Ao ativar ou bloquear esses receptores, Rodrigo concluiu que, além do controle da inflamção em camundongos, foi possível diminuir as dores e, em casos de câncer, controlar o crescimento de tumores. "Mas é possível entender quais as etapas das respostas e onde o THC e os canabinoides podem ser ativados porque, ao ativar esses receptores, há riscos de efeitos psicológicos", diz Rodrigo, que hoje mora na França e conta que, por lá, as discussões em torno da erva usada em prol da saúde têm menos preconceito em nível científico do que no Brasil.

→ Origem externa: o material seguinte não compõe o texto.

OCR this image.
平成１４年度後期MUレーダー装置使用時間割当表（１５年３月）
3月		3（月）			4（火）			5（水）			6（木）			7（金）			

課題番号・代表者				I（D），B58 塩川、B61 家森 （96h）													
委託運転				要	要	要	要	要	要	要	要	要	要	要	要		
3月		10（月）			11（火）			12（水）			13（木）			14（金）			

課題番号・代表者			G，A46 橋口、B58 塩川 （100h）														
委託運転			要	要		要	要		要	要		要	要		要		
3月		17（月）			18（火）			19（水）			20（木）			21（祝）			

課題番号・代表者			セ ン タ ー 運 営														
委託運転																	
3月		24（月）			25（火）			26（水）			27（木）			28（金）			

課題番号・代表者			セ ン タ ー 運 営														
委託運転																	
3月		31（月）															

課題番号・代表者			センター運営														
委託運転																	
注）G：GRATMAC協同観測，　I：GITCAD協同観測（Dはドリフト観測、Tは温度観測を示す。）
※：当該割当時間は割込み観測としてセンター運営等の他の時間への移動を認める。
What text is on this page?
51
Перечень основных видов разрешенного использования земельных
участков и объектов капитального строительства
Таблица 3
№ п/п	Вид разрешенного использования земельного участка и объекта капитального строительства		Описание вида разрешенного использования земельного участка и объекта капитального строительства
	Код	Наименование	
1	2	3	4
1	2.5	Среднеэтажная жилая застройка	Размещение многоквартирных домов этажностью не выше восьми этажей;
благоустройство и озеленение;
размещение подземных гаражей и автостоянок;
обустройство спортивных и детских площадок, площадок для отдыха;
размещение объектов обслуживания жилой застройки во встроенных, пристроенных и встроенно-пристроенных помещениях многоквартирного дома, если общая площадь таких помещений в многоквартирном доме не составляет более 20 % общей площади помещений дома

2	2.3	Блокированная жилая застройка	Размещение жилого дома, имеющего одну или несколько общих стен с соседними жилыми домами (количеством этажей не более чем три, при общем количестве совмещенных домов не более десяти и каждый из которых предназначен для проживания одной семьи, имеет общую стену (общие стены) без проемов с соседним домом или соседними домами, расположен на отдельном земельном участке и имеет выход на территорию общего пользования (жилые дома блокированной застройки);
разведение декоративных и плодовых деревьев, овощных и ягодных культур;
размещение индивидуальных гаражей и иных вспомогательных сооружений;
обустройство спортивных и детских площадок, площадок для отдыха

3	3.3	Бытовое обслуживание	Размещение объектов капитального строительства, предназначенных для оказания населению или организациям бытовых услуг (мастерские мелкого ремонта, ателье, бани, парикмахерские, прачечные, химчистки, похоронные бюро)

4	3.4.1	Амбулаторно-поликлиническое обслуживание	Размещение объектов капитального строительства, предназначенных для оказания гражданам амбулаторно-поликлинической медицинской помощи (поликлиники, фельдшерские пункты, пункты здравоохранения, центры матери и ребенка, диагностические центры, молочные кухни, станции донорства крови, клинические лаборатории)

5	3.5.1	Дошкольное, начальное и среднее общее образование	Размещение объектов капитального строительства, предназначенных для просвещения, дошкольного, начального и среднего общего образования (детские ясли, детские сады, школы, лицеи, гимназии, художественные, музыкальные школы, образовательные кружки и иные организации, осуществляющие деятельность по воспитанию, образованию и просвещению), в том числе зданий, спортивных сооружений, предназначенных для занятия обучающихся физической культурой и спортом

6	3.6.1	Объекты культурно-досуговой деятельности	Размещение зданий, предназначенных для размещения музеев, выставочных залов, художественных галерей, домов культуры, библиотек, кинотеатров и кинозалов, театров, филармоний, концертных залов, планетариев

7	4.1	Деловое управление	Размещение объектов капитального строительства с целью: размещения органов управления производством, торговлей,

Estudos pelo mundo apontam benefícios da erva para doenças como:

» OBESIDADE
Dois componentes da folha da maconha podem aumentar a quantidade de energia queimada pelo corpo humano. A descoberta pode fazer da Cannabis sativa um remédio contra doenças ligadas à obesidade, segundo informações do jornal britânico The Telegraph.

» DORES
Pesquisadores da Universidade de Oxford concluíram que a maconha pode reduzir o incômodo da dor. O THC seria o responsável por tornar a dor mais suportável. No entanto, o alívio não foi comprovado em todos os pacientes analisados. Os resultados foram publicados no jornal científico Pain.

» DEPRESSÂO
Um estudo realizado no Centro Médico da Universidade de Utrecht, na Holanda, mostrou que o consumo de maconha pode ajudar no tratamento da depressão. Os resultados da pesquisa mostraram efeito benéfico do THC em regiões de processamento de emoção.

» TRAUMAS
Pesquisa brasileira, feita na Universidade Federal de Santa Catarina (UFSC), mostrou que um componente químico da maconha pode ajudar no tratamento das sequelas emocionais deixadas por traumas.

» ESCLEROSE MÚLTIPLA
Estudos no mundo têm comprovado que o extrato da maconha possibilita atenuar a rigidez muscular em pacientes afetados por esclerose múltipla. No entanto, outra pesquisa elaborada pela Escola de Medicina Peninsular, de Plymouth (Sul da Inglaterra), mostrou que o consumo de Cannabis não reduz a progressão da esclerose múltipla, mas alivia alguns sintomas.

» CÂNCER DE MAMA
Pesquisadores da Universidade Autônoma de Madri (UAM), da Universidade Complutense de Madri e do Centro Nacional de Biotecnologia acreditam que os componentes ativos da maconha e seus derivados poderiam reduzir o crescimento do câncer de mama e a aparição de metástases. Eles constataram que os canabinoides podem deter e acabar com as células derivadas de tumores de mama.